There’s a new payola crisis emerging with American radio and it’s all Donald Trump’s fault.
Payola, the practice of paying money for radio airplay has been around since at least the 1950s. After things blew up after a notorious DJ conference in Miami in 1959, payola was exposed and was made illegal. (I cover the topic with my podcast, Uncharted: Crime and Mayhem in the Music Industry. Part 1 can be found here and Part 2 can be found here.)
But money is a powerful tool. Despite being illegal, it raises its ugly head in America every once in a while including in the 1980s, in the late 90s, and most recently earlier this year.
Before we go any further, I need to be clear about something. I’ve been in the Canadian radio business for 44 years and in all that time, I’ve never seen nor heard about any America-style payola in the country. I also was the program director for two radio stations, including 102.1 The Edge/Toronto, the second-biggest alt-rock station in North America and a highly influential outlet. As PD, I was the point person for all programming, including music and promotions.

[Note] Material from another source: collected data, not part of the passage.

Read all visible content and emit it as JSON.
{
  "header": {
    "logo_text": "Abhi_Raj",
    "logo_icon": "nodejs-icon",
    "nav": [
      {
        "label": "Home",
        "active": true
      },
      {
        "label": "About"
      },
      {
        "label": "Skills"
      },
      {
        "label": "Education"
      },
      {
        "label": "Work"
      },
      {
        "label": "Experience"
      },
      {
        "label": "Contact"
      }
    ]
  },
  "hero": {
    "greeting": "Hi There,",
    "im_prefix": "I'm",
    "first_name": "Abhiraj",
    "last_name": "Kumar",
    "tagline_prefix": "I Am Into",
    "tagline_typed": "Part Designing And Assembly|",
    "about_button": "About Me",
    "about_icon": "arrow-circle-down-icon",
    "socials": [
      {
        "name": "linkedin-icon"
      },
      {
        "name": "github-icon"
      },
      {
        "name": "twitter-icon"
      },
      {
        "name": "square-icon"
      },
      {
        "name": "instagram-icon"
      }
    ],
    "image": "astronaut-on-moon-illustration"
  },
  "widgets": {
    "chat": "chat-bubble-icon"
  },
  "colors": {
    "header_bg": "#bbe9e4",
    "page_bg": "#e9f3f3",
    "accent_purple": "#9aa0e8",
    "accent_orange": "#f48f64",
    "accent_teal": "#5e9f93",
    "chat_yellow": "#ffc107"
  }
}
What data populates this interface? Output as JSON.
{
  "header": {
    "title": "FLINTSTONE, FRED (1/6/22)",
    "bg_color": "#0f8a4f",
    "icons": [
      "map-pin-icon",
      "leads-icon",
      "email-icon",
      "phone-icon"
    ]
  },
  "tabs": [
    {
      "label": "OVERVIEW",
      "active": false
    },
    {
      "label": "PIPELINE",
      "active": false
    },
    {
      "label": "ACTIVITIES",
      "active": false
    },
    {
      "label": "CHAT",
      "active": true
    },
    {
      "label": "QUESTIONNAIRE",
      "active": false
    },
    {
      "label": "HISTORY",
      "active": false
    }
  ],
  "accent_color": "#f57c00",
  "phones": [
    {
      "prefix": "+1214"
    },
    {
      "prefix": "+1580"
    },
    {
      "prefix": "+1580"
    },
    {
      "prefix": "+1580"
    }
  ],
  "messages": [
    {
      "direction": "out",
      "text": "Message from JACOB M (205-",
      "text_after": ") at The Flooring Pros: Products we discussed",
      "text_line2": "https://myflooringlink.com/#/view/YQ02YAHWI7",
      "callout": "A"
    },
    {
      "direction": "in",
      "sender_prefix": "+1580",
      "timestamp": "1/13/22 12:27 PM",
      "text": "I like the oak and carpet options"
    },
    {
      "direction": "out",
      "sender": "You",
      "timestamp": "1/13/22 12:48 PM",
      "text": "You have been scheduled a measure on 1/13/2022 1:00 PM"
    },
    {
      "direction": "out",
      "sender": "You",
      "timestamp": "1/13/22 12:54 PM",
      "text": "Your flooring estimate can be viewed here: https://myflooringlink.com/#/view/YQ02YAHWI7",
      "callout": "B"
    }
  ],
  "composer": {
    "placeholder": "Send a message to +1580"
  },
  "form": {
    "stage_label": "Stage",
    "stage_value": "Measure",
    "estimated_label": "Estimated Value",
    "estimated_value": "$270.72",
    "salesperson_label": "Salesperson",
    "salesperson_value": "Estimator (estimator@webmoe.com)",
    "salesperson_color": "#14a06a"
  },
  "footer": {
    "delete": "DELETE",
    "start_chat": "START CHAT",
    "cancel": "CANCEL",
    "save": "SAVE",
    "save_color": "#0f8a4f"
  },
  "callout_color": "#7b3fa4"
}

I’ve never, ever been offered any kind of bribe or inducement to play a song. No money, no favours, no nada. Not. Once. As a matter of fact, I’ve never heard of any of my programming compatriots being offered anything either by anyone in the recorded music industry, As far as my experience goes. Canadian radio is squeaky clean. America, though, is another story.
The latest payola crisis is emerging with the Trump administration’s cutting of funding to National Public Radio. There are almost 250 such stations across the country, all of which provide news, entertainment, and opinion from a non-commercial standpoint. Many of these stations play music that commercial radio stations do not, including in the realm of alternative and its harder cousin, active rock.
Without government funding, the existence of these stations is in peril. Enhanced donation drives and private sponsorships only go so far when it comes to covering the shortfall. Programs are being canceled, operations are being curtailed, and people are losing their jobs as a result of Trump’s defunding. The Corporation for Public Broadcasting, which funded things ranging from NOVA to Seasame Street, saw the writing on the wall and is now winding down operations, laying off 600 staffers.
Enter an opportunity for payola.
Music promotion–the act of convincing radio stations to add songs to a station’s playlist–is done differently in the US. Labels hired independent music promoters who “claim” radio stations as targets for music promotion. Those indie promoters are then paid by the labels for every playist ad they get. As for how they manage that, the labels don’t want to know. Just. Get. The. Record. Added.
Many indie promoters are clean and refuse to play the bribery game because they have ethics and morals. Many others do not.
Now that NPR stations are starving for money, my sources in the US say that indie promoters are becoming increasingly aggressive when it comes to enticing certain NPR stations. The labels cannot afford to have these stations go dark because they’re so important in getting the word out on new releases that are considered priorities, especially the kind that commercial radio won’t touch.
The indie promoters are finding ways to couch payments to pubic radio and other non-commercial stations in language that makes these payments look entirely legit. If you’re running at one of these stations, what would you do?
This latest twist on payola will only grow. The US Federal Government’s fiscal year ended on September 30, so the US$1.1 billion that would have gone to public broadcasti is gone, clawed back.
The vutures are circling. We’ll see if anyone picks up on this story. Watch this space.